Rodriguez-Valdez said her son earned his grades. He didn’t receive a form from district officials saying he had to give up class credits like other students. As the school planned for closure, each student was advised of their educational options.
Rodriguez-Valdez did not like the options given to her son. He was advised to take the GED with three credits remaining before being eligible to graduate, she said.
“My son deserves to graduate with his cap and gown,” Rodriguez-Valdez said.
So she enrolled him at Southeast High School. But others who have attended Richard Milburn are not having as much luck.
Those older than 18 can’t enroll in a district school. Manatee Technical Institute and, in some cases, the job corps appear to be their best options.
Some students have been ushered to the school district’s Life Program -- a dropout prevention program. That program, however, was turning some former Milburn students away, Rodriguez-Valdez said.
Administrators of Horizon’s Life Program did not return repeated phone calls. Verdya Bradley, associate director of innovative programs and parental options for Manatee schools, wasn’t aware that the Life Program had turned away students. She didn’t want to speak about specific student cases without knowing all of the details.

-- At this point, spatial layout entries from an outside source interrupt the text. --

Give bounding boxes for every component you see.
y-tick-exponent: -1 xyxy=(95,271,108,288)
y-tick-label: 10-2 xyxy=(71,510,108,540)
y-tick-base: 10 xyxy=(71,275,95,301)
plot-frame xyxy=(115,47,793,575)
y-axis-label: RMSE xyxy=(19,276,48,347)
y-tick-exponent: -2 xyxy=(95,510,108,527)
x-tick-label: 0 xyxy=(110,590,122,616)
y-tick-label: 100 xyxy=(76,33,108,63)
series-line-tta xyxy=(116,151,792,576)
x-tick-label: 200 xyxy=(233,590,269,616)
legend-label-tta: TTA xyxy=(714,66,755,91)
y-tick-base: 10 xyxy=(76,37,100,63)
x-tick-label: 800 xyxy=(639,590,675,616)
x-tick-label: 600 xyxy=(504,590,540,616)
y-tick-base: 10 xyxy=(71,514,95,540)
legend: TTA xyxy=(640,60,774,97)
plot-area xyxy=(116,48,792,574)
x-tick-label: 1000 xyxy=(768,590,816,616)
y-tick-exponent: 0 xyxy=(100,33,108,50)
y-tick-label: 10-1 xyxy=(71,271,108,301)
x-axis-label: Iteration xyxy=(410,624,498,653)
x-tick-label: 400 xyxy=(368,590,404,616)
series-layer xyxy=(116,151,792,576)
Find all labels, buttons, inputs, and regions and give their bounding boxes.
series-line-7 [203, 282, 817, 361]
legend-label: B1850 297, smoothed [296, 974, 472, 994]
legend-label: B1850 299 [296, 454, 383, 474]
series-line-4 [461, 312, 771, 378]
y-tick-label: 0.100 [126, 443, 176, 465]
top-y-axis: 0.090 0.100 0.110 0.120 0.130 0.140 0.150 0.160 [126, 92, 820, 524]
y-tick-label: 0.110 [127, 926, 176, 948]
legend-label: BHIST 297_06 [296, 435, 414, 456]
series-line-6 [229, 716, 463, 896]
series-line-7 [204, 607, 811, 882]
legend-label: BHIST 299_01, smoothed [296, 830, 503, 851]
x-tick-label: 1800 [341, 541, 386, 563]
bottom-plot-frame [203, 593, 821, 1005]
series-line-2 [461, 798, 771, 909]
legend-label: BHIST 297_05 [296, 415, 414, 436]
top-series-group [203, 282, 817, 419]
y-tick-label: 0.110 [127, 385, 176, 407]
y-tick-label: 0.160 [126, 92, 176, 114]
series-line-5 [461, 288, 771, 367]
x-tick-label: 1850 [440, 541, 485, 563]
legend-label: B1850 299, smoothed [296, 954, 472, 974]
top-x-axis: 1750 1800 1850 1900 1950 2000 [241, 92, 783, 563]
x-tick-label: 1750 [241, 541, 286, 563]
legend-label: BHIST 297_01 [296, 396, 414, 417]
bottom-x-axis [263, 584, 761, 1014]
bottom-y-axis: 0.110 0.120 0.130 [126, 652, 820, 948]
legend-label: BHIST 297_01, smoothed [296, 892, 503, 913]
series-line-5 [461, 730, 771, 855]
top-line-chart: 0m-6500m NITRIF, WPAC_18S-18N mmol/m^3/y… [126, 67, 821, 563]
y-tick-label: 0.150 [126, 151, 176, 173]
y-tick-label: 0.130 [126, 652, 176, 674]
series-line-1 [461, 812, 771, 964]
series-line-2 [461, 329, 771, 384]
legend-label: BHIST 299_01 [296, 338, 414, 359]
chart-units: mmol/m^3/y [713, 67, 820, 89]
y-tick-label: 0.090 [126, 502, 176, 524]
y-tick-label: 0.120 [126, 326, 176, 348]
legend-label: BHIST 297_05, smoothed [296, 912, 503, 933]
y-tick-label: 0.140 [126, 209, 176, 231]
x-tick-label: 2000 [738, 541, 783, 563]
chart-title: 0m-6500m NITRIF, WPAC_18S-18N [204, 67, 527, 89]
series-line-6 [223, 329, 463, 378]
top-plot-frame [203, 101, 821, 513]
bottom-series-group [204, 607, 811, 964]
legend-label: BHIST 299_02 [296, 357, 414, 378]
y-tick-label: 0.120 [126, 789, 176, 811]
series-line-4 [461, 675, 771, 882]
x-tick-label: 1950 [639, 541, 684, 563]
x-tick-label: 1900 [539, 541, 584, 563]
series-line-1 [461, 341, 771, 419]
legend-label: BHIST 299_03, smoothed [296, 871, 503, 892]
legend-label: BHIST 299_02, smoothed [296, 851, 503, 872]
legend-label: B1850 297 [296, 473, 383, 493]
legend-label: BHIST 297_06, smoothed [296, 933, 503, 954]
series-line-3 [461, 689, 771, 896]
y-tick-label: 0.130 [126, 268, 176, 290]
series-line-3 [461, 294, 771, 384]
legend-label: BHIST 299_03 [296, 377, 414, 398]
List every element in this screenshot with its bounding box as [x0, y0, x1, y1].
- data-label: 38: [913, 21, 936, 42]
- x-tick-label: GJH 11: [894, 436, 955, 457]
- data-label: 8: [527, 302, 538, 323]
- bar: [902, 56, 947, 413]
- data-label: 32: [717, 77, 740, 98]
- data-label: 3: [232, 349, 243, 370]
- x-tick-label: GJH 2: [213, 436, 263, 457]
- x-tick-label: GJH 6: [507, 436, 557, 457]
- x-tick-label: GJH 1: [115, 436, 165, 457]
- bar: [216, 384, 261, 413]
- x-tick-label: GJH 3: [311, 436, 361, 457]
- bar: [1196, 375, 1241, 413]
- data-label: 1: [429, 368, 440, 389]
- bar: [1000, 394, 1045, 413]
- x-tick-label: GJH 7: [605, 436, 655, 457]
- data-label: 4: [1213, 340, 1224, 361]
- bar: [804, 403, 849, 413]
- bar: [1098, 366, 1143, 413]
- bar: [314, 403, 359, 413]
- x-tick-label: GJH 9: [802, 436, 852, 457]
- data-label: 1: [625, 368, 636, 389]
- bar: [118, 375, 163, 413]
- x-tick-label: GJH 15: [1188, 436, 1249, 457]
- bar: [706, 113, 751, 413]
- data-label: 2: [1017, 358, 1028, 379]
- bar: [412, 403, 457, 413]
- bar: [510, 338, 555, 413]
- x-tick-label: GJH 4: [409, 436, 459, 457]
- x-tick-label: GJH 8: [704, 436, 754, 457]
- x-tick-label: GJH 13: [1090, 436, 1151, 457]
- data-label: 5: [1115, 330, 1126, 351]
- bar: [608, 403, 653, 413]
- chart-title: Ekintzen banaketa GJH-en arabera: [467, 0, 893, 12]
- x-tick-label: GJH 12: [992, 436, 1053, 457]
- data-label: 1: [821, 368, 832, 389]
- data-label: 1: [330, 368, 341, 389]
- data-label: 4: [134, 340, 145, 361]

Eldridge advises parents to work closely with the school district to find the right fit for their students.
“I would also encourage them to stay in close contact with staff at the school,” Eldridge added.
Bradenton resident Rodney Jones has mentored students at the school. He has advised them to move on. “The bottom line is, it’s unfortunate,” Jones said about the school’s closing. I’m telling the students that they have to adapt. Those that adapt will survive and move on.”
Not all details have been finalized regarding Richard Milburn. The Mana- tee County Branch of the National Association for the Advancement of Colored People issued a public records request to the corporate office of Richard Milburn Academy -- which has five schools in Florida and eight schools in Texas.
The NAACP asked for data including any information sent to the state’s Department of Education, graduation rates, racial demographics and the number of teachers teaching out of field.
“They didn’t seem to cooperate,” said Edward Bailey, president of the Manatee County Branch of the NAACP. Bailey received a notice saying the request would cost the NAACP a “couple thousand dollars.”